Public Defender's Statement on International Day Against Homophobia, Transphobia and Biphobia
May 17 is International Day Against Homophobia, Transphobia and Biphobia, the celebration of which is related to the removal of homosexuality from the list of diseases by the World Health Organization on 17 May 1990. It is important to realize on this day that violation of human rights on the grounds of sexual orientation and gender identity remains a significant challenge in Georgia.
Against the backdrop of the universal quarantine and state of emergency caused by the novel coronavirus, the challenges have become more apparent, including the lack of employment opportunities, increased risks of violence, problems of housing and food security. However, the social and economic needs of LGBT+ people are not considered in the anti-crisis economic plan. No other measures have been taken to improve their rights situation either, which has a negative impact on their economic situation, health and quality of life.
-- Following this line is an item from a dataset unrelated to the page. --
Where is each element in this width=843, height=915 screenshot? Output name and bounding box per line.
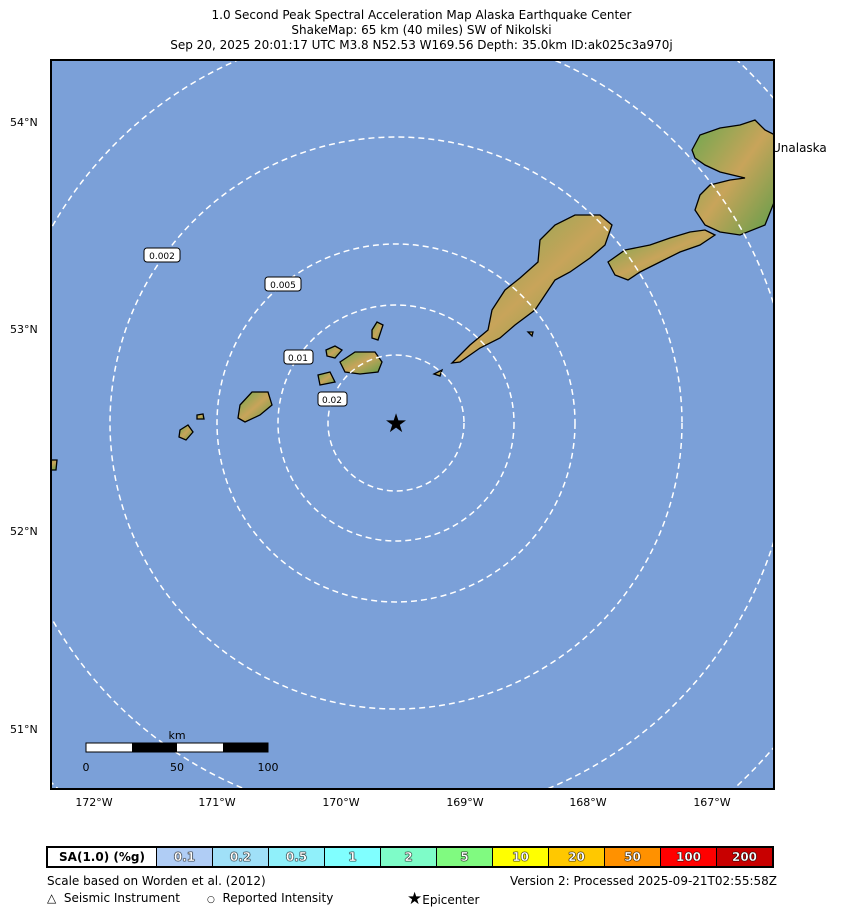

The scale of gender-based violence against gay, lesbian, bisexual, transgender and queer people is alarming. Their rights situation is further aggravated by the fact that the available mechanisms for the protection and assistance of victims of violence do not address the specific problems and challenges faced by the LGBT+ community.
It is becoming increasingly difficult for members of the LGBT+ community to enjoy freedom of expression and freedom of assembly every year. Their open discussion of their rights and interests, and their attempts to gather in public spaces, are followed by an aggressive response from a part of the public. It is particularly alarming that radical and violent groups have become active in recent years, whose actions pose a real threat to the lives and health of the community members. Unfortunately, the measures taken by the State in response to this are insufficient.
Improvement of the LGBT+ persons’ rights situation is significantly hampered by publicly expressed homophobic and transphobic statements of public figures, including politicians, which greatly stigmatizes the community and reinforces negative prejudices towards them.
I think now it is critical time when the State needs to realize the LGBT+ human rights policy and develop a comprehensive strategy to address the problems faced by these persons. At the same time, it is important to create an inter-agency working group that will take effective measures in response to the existing challenges.
The Public Defender of Georgia continues to study the rights situation of LGBT+ persons during the crisis caused by the novel coronavirus in Georgia.